Its deficiency can cause loss of appetite and weight, as well as muscle weakness.

Vitamina B12

Vitamin B12 Cyanocobalamin from EssentialSeries

Vitamin B12 (cyanocobalamin) from EssentialSeries.

Vitamin B12 (cyanocobalamin) is essential to metabolize proteins and fats, so maintaining the required levels contributes to a good appetite.

Foods rich in vitamin B12 are of animal origin: red meat or chicken, eggs, fish and shellfish.

However, some adults have difficulty absorbing it and intake can be supplemented by food supplements, which also exist in a presentation for vegans.

Zinc

Zinc bisglycinate from EssentialSeries

Zinc bisglycinate from EssentialSeries.

Zinc is important to stimulate appetite, as this micronutrient helps strengthen the immune system.

Zinc is found in foods such as cashews, chicken, pork chops, wheat bran, or pumpkin seeds. A zinc supplement or multivitamin containing zinc is recommended for adults.

Zinc deficiency can cause taste changes and affect the desire to eat.

Hydrochloric acid

EssentialSeries Betaine

EssentialSeries Betaine.

Hydrochloric acid has properties that help break down food in the stomach and facilitate the absorption of essential nutrients.

This acid is obtained, for example, by drinking lime juice first thing in the morning.

In the absence of sufficient gastric juices, digestion can be heavy and cause loss of appetite.

Omega 3

EssentialSeries Ultra Omega-3

EssentialSeries Ultra Omega-3
.

Omega 3 can improve digestion and reduce the feeling of bloating that causes loss of appetite.

The largest source of omega 3 corresponds to fish such as salmon, herring or mackerel. It is also obtained from vegetables such as chia and Hispanic sage; walnuts; flax, hemp or pumpkin seeds, although to a lesser extent.

Tips to stimulate appetite in adults

The most convenient way to stimulate the appetite is by taking vitamins and making lifestyle changes that favor the appetite for eating.

Here are some guidelines that can help in this regard:

  • Eat small meals: Instead of eating three large meals, try spreading the time between five small servings a day. When you have little appetite, it is not convenient to serve highly loaded preparations, as this can cause rejection and make digestion difficult.
  • Prepare colorful dishes: An eye-pleasing dish stimulates gastric juices and opens the appetite. Play to combine vegetables that provide nutrients while giving color to the food, making it more attractive. Also arrange the elements in an appetizing set; Use herbs that provide aroma and highlight flavors.
  • Plan meals: When the appetite fails it is advisable organize meals to have them ready and not skip any.

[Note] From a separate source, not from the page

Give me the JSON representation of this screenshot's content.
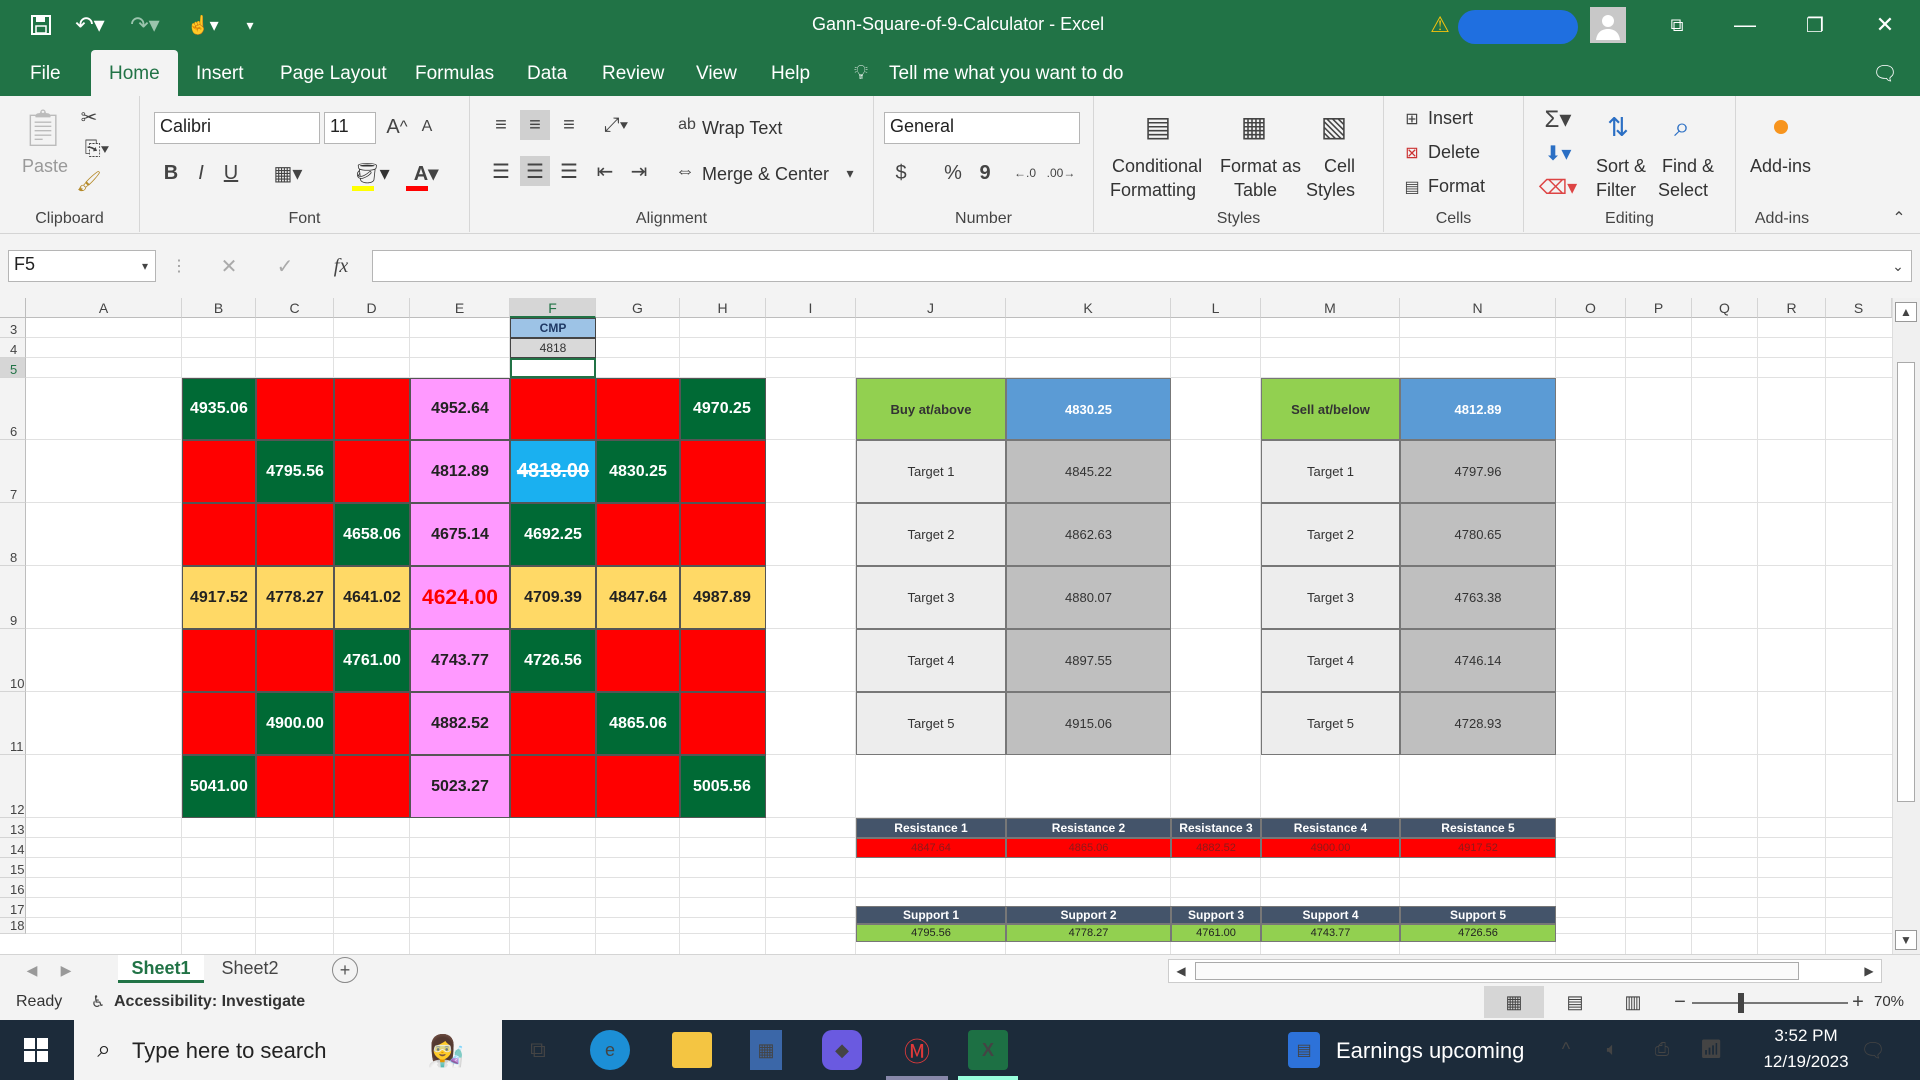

One strategy is to prepare the weekly menu, ensuring that the ration corresponding to each moment of the day will be on hand. Try inventing recipes, cooking with other people, looking for fun in the act of making delicious preparations.
  • Do exercise: Exercising regularly or playing a sport is a energy expenditure that the body must recover and that is usually accompanied by an increase in appetite. It is a natural mechanism that affects the secretion of hormones that operate on the feeling of hunger.
  • Choose your favorite foods: When problems arise with the desire to eat, it is not a good time to introduce unappetizing foods. focus on enjoy your favorite dishes, avoiding abusing fast food and ultra-processed products. Instead, choose healthy and nutritious options prepared at home.